知財で固めて、安く作れるところに作り方を教え、他社に競争をさせ市場を広げ、特許・契約を活用して利益を上げる。

 

でした。

 

※詳細な内容は、最後の5.内容に記載しました。

  

2.気づき

 気づいたことは、

 

『特許だけでなく契約も活用する。』 

 

です。

 

 あまりにも有名なインテルの事例です。

 

3.課題

 課題は、

 

 ①特許で公開した部分をいかに契約で守るか。

 

 ②全て自社でやろうとせず、協力会社とエコシステムをつくる。

 

 です。 

 

4.解決策

 当時、プリント基板を製造していた会社に勤務していましたが、「インテルのデファクトスタンダード」という言葉が流行りました。

 

 少しづつ特許だけでなく標準化まで話が及びつつありますが、契約を活用することも必要です。

 

 また、インテルはバリューチェーンとしてチップ設計だけでなくチップ実装も、自社で行ないチップセットとしていました。従って、その間に挟まれた工程にいる企業は、インテルにコントロールされることとなります。

 

よって他社と協力するエコシステムを作りつつ、自社は他社をコントロールできる工程のポジションを握っていることが必要です。

  

 今回は、『オープン&クローズ戦略の事例2』について、TECH-TOSHIよりご紹介しました。

 

5.内容

 事例:インテルのMPU

  

 1)背景(外部環境)

   IBMへMPUを納入するメーカーの一つであり、競合が多くいた。

   PCメーカー向けにデザイン・インによりMPUを納めていたが、IBMが自社でMPUを製造し始めた。

   会社存続の危機。

 

 2)戦略(コア技術の開発とオープン化)

   コア技術の開発:MPUではなく、高速で性能の良いPCIパスを開発。

   オープン化:PCIパスのすべてを公開し、PCメーカーへPCIパスを使わせようとした。

         PCIパスはインテル製のMPUが最も良い性能が出せるように設計されていた。

 

 3)戦略(オープン&クローズ)

   PCメーカーのデル、ゲートウェイがインテル製PCIパスを、さらにインテル製のMPUを使い始め、インテルMPUのシェアが伸びてきた。

   PCIパスは公開されていたが、特許を取得していた。
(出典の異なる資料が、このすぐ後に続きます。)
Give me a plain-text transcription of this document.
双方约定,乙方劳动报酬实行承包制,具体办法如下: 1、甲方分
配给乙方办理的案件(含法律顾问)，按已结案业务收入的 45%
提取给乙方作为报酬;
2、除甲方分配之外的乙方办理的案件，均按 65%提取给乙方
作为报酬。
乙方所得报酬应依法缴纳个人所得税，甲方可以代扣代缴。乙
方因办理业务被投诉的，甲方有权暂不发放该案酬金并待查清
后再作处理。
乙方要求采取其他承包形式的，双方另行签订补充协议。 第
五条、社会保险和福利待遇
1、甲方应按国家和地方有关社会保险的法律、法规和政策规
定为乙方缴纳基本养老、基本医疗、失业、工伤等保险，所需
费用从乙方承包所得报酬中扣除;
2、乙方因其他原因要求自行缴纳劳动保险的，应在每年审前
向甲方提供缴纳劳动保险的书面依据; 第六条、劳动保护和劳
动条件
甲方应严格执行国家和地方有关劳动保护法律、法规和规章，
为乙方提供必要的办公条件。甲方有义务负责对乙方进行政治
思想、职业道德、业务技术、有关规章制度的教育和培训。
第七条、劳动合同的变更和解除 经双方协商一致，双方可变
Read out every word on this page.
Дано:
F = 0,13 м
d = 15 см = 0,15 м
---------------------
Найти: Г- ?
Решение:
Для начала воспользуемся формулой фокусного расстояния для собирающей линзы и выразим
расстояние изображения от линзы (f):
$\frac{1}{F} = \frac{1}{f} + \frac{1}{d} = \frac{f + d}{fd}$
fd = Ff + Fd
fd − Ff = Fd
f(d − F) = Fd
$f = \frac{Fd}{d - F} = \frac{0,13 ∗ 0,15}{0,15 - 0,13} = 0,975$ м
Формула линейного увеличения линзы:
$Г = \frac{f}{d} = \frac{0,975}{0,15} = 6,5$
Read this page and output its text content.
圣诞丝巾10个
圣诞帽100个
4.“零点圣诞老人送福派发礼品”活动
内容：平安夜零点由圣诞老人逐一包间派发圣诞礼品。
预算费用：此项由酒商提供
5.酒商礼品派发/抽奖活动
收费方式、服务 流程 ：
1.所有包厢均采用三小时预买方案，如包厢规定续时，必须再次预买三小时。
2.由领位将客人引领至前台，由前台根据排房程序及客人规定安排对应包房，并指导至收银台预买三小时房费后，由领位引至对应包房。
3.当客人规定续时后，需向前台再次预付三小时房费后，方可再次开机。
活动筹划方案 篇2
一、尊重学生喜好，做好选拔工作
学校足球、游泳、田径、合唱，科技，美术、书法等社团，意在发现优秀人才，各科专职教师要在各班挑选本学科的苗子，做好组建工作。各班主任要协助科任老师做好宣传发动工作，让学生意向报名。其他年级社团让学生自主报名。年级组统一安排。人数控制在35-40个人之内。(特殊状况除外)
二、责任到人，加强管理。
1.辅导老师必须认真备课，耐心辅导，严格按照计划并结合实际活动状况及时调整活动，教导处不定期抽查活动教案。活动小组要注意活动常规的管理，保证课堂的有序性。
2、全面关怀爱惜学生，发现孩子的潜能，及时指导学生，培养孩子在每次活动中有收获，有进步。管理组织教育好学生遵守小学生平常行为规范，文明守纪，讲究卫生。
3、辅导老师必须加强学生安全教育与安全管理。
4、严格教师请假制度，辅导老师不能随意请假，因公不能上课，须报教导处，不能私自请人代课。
MPUはクローズ。 

   また、仕様を勝手に変えられないように契約で縛っていた。(技術改版禁止の契約)

   チップセット(ブリッジ)事業への参入し、牛耳ることで、チップセットを介して共通のバス経由で繋がるようにした。

   そして、台湾企業にマザーボードの作り方を教え、安く作らせた。(国際分業)

   垂直統合型から、水平分業型へ変えて、儲かるMPUの部分を繋ぐチップセットを自社でやった。

   マザーボード、チップセット、MPU について周辺事業との連携からプラットフォーム化へ。